Moira is a 84-year-old with frailty, chronic kidney disease (CKD) and a BMI of 19kg/m2. She was diagnosed with atrial fibrillation (AF) over a decade ago and had an echocardiogram in 2021 that did not show evidence of heart failure. However, she has become more easily tired in recent weeks and has some ankle oedema. You check her NTproBNP and it is 620ng/L. Her ECG shows that Moira is in AF with a heart rate of 105bpm.
Steve is a 61-year-old man with a history of hypertension treated with ramipril and indapamide. He has a BMI of 37kg/m2. Steve has been getting more quickly short of breath when he takes his dog for a daily walk and has also new ankle oedema. Steve’s NTproBNP is also 620ng/L.
How would you interpret this same result in Steve and Moira?
In the UK, NICE last updated their heart failure guidance in 2025 and continue to recommend that we use a NT-proBNP threshold of 400ng/L, above which anyone with suspected heart failure should be referred for assessment. This is substantially higher than the cut-off of 125ng/L recommended in European Society of Cardiology (ESC) guidelines. So, how good are natriuretic peptide tests for identifying people with heart failure and what is the rationale behind the different thresholds?

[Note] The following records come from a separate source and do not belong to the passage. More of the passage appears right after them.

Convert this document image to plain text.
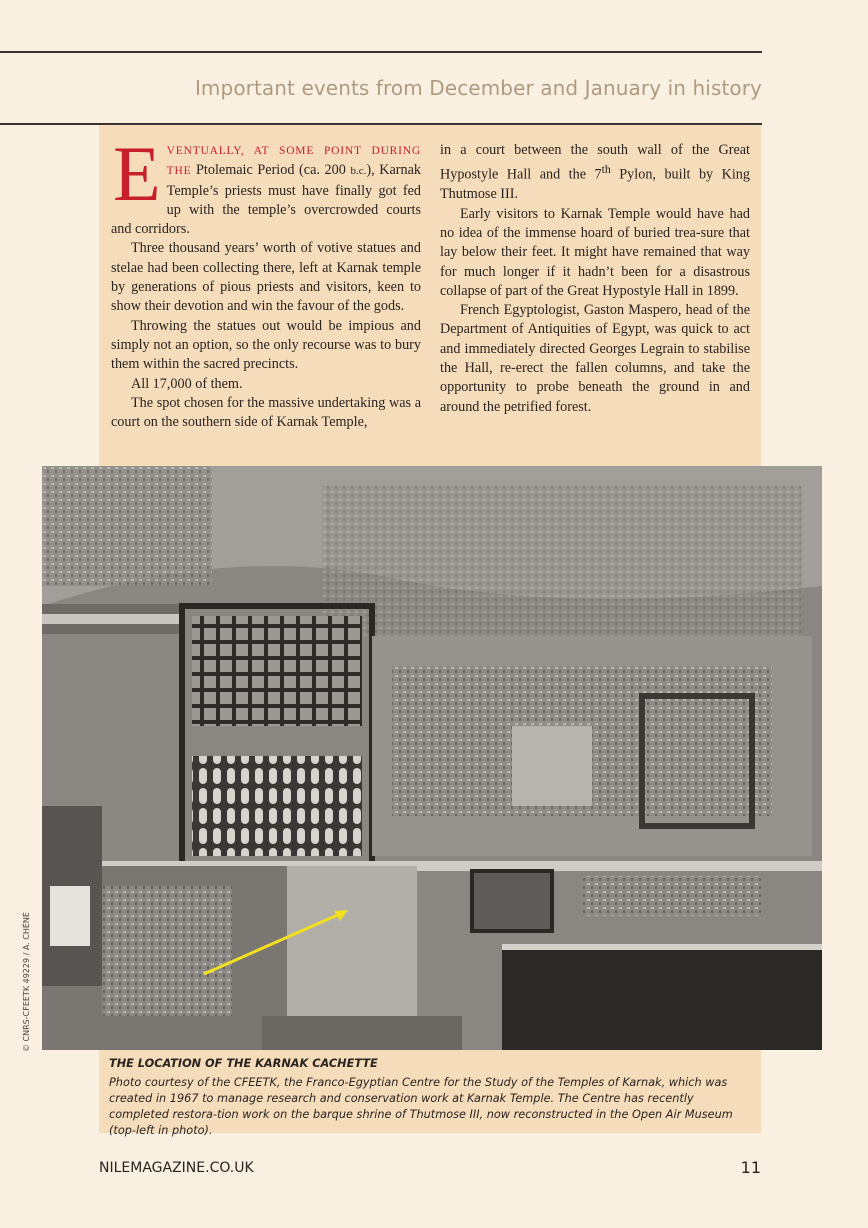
Important events from December and January in history

EVENTUALLY, AT SOME POINT DURING THE Ptolemaic Period (ca. 200 b.c.), Karnak Temple’s priests must have finally got fed up with the temple’s overcrowded courts and corridors.

Three thousand years’ worth of votive statues and stelae had been collecting there, left at Karnak temple by generations of pious priests and visitors, keen to show their devotion and win the favour of the gods.

Throwing the statues out would be impious and simply not an option, so the only recourse was to bury them within the sacred precincts.

All 17,000 of them.

The spot chosen for the massive undertaking was a court on the southern side of Karnak Temple,

in a court between the south wall of the Great Hypostyle Hall and the 7th Pylon, built by King Thutmose III.

Early visitors to Karnak Temple would have had no idea of the immense hoard of buried trea-sure that lay below their feet. It might have remained that way for much longer if it hadn’t been for a disastrous collapse of part of the Great Hypostyle Hall in 1899.

French Egyptologist, Gaston Maspero, head of the Department of Antiquities of Egypt, was quick to act and immediately directed Georges Legrain to stabilise the Hall, re-erect the fallen columns, and take the opportunity to probe beneath the ground in and around the petrified forest.

© CNRS-CFEETK 49229 / A. CHÉNÉ
THE LOCATION OF THE KARNAK CACHETTE
Photo courtesy of the CFEETK, the Franco-Egyptian Centre for the Study of the Temples of Karnak, which was created in 1967 to manage research and conservation work at Karnak Temple. The Centre has recently completed restora-tion work on the barque shrine of Thutmose III, now reconstructed in the Open Air Museum (top-left in photo).
NILEMAGAZINE.CO.UK	11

DIAGNOSE-NP was a project that looked at patterns of NT-proBNP test use in primary care to help answer this question. Within the cohort over a quarter of a million people had a natriuretic peptide test done in primary care, of whom around 10% were diagnosed with heart failure in the next six months. The results showed what an effective rule-out test NT-proBNP is; the negative predictive value of NTproBNP was excellent at both the ESC (98.9%) and NICE (97.7%) thresholds. Using the NICE threshold means far fewer patients are referred for specialist assessment, though will miss a small proportion of people with heart failure. Given the long waiting times in many parts of the UK for both echocardiography and cardiology clinics, using the NICE threshold helps prioritise those most likely to have heart failure for referral.
However, we know lots of factors affect NT-proBNP levels, including factors linked to higher NT-proBNP (e.g. age, infection, CKD or AF) and others linked to suppressed NT-proBNP (e.g. increasing BMI and RAAS medications). How can we take account of these factors when we interpret NT-proBNP levels? Overall, NT-proBNP is a less accurate test for heart failure in people with with AF (area under the curve 0.877) compared to without AF (0.743) and levels are typically higher in people with AF, even if they don’t have heart failure. To take account of this, we could use higher cut-off levels for a positive test in people with AF, such as using a threshold of 660ng/L. NT-proBNP levels tend to rise as we get older so thresholds could also take account of age, such as having the lower ESC threshold of 125ng/L in people aged <50 years, increased to ≥250ng/L for people aged 50-74 and ≥500ng/L for the ≥75 years. In contrast, for people with a BMI >30kg/m2, a recent study found a lower threshold of 150ng/L was better than 300ng/L. Reflecting this, the ESC Heart Failure Association suggest reducing NT-proBNP cut-offs by 25% in people with a BMI between 30 and 35kg/m2, increasing to a 40% reduction in people with a BMI >40kg/m2.
In this context, Steve’s NT-proBNP result looks more concerning; it is likely to be suppressed by his BMI and his blood pressure treatment, whilst it is almost three-times above the threshold for his age. He certainly needs referral for a heart failure assessment. In contrast, Moira’s result is likely to be explained by her AF, CKD and age and referral may not be necessary. Deciding who to refer will always require clinical judgement and we need to consider how likely we think heart failure is based on our clinic assessment as well as the NT-proBNP result alone.
The DIAGNOSE-NP studies showed that use of NT-proBNP has increased over time in primary care in the UK, but despite this three-quarters of patients with a new diagnosis of heart failure had not had a prior NT-proBNP test done. This suggests we might be able to use NT-proBNP testing much more widely to improve the early diagnosis of heart failure and start people on treatments that can improve their quality of life and help them live longer. As we use NT-proBNP testing more, trying to take account of the wider patient context will make sure we refer those most likely to have heart failure so that we can make the best use of secondary care resources.